Strange speed up in GATK LeftAlignIndels
1
0
Entering edit mode
18 months ago

Hi!

I noticed a strange thing, I have been running a DNA-seq pipeline like this:

reads -> bwa-mem2 -> picard SortSam -> picard MergeSamFiles -> picard MarkDuplicates -> gatk LeftAlignIndels ...

gatk LeftAlignIndels has always taken around 4 hours to complete with the test reads I use here. But when i changed from picard to sambamba in the preceeding steps, now gatk LeftAlignIndels is suddenly completed after just 2 hours without any other changes.

How can that be? The workstation I run this on is not used by anyone elsa atm so it should not be due to that more resources was free when I noticed the drop in time.

Does anyone have an idea? Does sambamba do something that makes is easier to realign? I have no idea.

best/ Jonas

GATK LeftAlignIndels • 997 views
0
Entering edit mode

Im just guessing, but could it maybe be the case that sambamba uses a different compression level (-l option) than picards MarkDuplicates? Have you compared the file sizes of the MarkDuplicated bam?

0
Entering edit mode

Ah you might be right! that's probably right, I will check it

0
Entering edit mode
18 months ago
William ★ 5.2k

Both Indel Realignment and Left Alignment are not necessary if you are using HaplotypeCaller.

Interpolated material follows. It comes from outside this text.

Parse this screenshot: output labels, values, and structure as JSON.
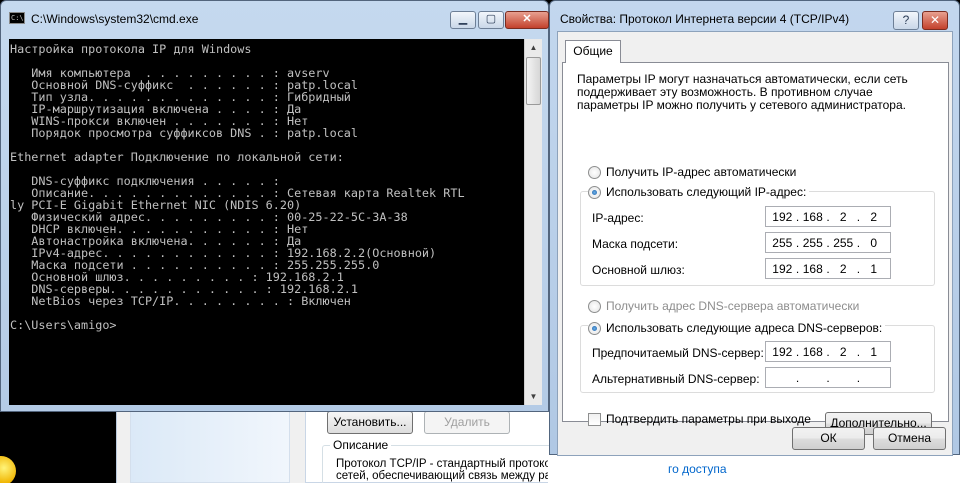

See https://sites.google.com/a/broadinstitute.org/legacy-gatk-forum-discussions/2018-04-11-2017-12-02/11322-Is-it-useful-to-call-LeftAlignIndels-after-IndelRealigner And other GATK website/forum sources. So you analysis can be even faster ;)

0
Entering edit mode

Aha I didn't know that! I do use HaplotypeCaller afterwards but i also use Delly and Manta, do you know if it is required for those steps? I guess it is, cause that's what my supervisor showed me. However I haven't dug so deep yet, so I don't know:)

0
Entering edit mode

For short variants Indel Realignment and Left Alignment are not needed anymore because it happens within the GATK haplotypecaler. For structural variants I am not sure, but guess it does not matter because these look at larger DNA variants. Both discordant pair and split read based SV calling would not be (much) affected by indel realignment? Would be good to check. I don't think the manuals of Lumpy, Manta, or Delly recommended indel realignment for creating the input bam files.

0
Entering edit mode

I agree, I wouldn't expect the GATK's local realignment tools (IR etc) to have much impact on full-blown SV calls, because those tools are really only designed to resolve small issues around short indels.

Might be worth looking at the GATK-SV pipeline, which includes calling Delly, Manta and a few others internally. The GATK team has done a lot of work on integrating those calls from different tools into a robust pipeline that also plays well with the other GATK pipelines (input requirements etc). It's still being fine-tuned but it's already been used at scale for projects like GnomAD-SV. See https://github.com/broadinstitute/gatk-sv

0
Entering edit mode

thank you so much vdauwera and @William for your help! I will have a look at this!